Помню эпизоды нашего возвращения в Кремль. Рано утром, почти на заре, Владимир Ильич тихо подкрадывался ко мне и будил:
— Вставать пора, товарищ Гиль, в город будем собираться. Давайте-ка бесшумно выкатим машину, чтобы Надежду Константиновну и Марью Ильиничну не будить.
Не заводя машину, мы общими усилиями выкатывали ее из гаража во двор и, не поднимая шума, уезжали в Москву. А часов в восемь-девять утра Ильич говорил мне:
— Ну, а теперь возвращайтесь в Тарасовку, я привозите Надежду Константиновну и Марью Ильиничну!
Отношение Ленина к родным и близким — сестре, брату, супруге, племяннику — меня всегда восхищало.
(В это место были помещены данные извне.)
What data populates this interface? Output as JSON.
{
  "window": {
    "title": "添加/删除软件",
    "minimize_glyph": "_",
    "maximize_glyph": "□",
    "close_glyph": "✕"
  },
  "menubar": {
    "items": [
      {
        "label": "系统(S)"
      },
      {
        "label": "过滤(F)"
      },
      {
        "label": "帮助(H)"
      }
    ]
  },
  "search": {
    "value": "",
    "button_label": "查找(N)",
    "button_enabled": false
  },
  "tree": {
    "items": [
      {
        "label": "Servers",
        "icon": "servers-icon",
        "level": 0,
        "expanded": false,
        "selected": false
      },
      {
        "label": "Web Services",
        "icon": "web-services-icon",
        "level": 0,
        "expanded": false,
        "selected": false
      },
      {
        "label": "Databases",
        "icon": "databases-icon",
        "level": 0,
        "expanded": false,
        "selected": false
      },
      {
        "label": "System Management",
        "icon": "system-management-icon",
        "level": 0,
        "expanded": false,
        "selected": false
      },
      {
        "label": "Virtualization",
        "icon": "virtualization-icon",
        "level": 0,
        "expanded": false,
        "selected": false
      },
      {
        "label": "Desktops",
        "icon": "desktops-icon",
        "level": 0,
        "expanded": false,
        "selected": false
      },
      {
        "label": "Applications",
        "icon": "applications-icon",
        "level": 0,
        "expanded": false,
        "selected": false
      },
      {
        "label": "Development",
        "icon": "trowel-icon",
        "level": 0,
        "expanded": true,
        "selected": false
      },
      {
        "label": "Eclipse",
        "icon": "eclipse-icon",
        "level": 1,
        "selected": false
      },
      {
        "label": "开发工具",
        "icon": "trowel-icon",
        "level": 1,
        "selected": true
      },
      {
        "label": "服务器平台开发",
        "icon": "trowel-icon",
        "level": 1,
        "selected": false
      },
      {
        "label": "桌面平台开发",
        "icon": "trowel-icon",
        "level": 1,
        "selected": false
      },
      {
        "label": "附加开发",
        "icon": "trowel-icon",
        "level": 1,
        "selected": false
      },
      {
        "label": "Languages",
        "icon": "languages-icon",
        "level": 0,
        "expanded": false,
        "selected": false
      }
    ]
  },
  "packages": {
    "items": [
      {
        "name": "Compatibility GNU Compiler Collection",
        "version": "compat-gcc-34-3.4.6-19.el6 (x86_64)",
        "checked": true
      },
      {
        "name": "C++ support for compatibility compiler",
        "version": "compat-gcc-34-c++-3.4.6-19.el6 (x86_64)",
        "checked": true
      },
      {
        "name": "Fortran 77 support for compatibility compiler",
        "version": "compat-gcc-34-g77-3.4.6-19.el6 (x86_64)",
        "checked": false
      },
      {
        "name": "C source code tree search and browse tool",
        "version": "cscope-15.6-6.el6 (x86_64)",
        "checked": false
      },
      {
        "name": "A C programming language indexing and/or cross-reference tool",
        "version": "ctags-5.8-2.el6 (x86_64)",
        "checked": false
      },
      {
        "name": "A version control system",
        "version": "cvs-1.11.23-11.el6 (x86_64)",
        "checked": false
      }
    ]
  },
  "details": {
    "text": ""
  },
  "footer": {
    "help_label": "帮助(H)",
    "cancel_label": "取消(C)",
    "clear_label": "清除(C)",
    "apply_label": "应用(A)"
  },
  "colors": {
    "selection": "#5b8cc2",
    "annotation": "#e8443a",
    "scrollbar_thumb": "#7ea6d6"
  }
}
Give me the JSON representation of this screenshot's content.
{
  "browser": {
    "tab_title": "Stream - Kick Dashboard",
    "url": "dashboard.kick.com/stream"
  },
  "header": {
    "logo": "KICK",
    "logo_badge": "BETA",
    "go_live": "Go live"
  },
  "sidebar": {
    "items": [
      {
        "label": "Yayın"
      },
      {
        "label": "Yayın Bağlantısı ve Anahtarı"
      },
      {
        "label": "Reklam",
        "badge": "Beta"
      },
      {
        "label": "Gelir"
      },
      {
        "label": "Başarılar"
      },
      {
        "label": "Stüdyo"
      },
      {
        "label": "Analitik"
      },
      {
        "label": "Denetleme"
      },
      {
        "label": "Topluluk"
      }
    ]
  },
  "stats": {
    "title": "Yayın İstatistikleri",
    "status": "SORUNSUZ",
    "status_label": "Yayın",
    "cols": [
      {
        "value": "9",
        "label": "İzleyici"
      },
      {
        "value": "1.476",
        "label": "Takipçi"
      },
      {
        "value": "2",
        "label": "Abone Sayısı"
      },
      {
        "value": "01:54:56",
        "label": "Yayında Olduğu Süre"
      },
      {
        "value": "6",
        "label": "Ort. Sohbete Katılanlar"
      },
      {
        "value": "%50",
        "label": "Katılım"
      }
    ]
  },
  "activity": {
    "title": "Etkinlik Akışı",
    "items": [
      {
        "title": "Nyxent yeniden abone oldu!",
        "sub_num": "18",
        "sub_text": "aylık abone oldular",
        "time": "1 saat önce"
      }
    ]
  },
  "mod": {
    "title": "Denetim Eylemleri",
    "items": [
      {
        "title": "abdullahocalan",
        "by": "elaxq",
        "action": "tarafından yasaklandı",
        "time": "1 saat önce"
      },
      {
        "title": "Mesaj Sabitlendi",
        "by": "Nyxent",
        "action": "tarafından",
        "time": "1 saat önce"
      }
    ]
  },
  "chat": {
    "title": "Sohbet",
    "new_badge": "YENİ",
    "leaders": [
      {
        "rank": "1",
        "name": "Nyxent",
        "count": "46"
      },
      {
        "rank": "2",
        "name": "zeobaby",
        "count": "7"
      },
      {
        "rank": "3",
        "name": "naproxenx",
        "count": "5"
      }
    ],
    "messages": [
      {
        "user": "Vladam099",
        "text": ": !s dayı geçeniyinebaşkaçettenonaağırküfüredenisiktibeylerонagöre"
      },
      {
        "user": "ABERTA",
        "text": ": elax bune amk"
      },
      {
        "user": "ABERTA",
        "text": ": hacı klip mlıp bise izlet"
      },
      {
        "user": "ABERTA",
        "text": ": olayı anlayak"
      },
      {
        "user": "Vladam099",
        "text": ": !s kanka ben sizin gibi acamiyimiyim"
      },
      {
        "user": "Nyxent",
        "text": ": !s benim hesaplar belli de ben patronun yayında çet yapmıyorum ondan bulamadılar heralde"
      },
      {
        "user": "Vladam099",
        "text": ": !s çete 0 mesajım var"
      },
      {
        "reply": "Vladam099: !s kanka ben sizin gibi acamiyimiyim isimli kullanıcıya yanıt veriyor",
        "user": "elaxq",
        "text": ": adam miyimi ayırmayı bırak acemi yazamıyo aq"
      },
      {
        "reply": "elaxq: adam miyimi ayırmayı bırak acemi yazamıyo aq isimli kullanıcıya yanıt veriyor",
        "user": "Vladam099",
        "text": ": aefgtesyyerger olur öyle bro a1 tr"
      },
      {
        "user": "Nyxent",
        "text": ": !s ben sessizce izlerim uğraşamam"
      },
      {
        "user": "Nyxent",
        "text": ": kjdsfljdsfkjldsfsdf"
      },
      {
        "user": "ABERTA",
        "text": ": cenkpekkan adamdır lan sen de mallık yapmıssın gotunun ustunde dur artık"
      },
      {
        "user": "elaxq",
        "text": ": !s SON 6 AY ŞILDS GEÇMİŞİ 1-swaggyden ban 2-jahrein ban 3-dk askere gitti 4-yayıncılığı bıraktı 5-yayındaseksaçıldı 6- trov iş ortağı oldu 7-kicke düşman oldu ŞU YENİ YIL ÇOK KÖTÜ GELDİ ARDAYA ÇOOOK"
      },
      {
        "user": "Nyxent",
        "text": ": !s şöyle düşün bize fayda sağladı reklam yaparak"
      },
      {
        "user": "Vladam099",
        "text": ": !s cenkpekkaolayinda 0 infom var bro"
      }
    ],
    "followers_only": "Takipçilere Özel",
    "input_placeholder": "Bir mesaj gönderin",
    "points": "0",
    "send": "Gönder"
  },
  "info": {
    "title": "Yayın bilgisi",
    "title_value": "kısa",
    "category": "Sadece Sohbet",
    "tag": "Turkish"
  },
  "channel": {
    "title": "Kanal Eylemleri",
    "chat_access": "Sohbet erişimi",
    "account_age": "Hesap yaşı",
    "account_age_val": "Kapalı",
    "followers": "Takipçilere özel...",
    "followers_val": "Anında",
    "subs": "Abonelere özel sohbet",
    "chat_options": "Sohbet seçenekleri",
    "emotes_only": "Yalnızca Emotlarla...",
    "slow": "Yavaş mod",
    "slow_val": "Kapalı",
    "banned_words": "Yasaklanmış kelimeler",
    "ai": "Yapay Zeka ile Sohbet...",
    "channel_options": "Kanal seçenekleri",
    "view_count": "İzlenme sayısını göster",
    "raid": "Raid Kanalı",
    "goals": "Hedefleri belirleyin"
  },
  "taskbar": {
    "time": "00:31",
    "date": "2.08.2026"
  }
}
Перегруженность работой не мешала Ильичу постоянно осведомляться, позавтракала ли Надежда Константиновна, не устала ли от заседания Мария Ильинична, достаточно ли тепло в квартире у Анны Ильиничны, и т. д.
— Товарищ Гиль, — сказал мне однажды Владимир Ильич, — вот вам теплый плед, возьмите в машину и уговорите Надежду Константиновну пользоваться им. — При этом Владимир Ильич показам как следует потеплее кутать ноги.
Зная, что Надежда Константиновна сама не следит за своим здоровьем и не любит возиться с теплыми вещами, Владимир Ильич обратился за содействия ко мне.
Владимир Ильич и Надежда Константиновна жили в Кремле, рядом с помещением Совета Народных Комиссаров. Их квартира находилась на третьем этаже, лифта в первые годы не было, и приходилось взбираться по крутой высокой лестнице. Владимир Ильич никогда не жаловался на высоту и трудность ходьбы, но много раз огорчался тем, что Надежде Константинове приходится перегружать больное сердце непосильной ходьбой.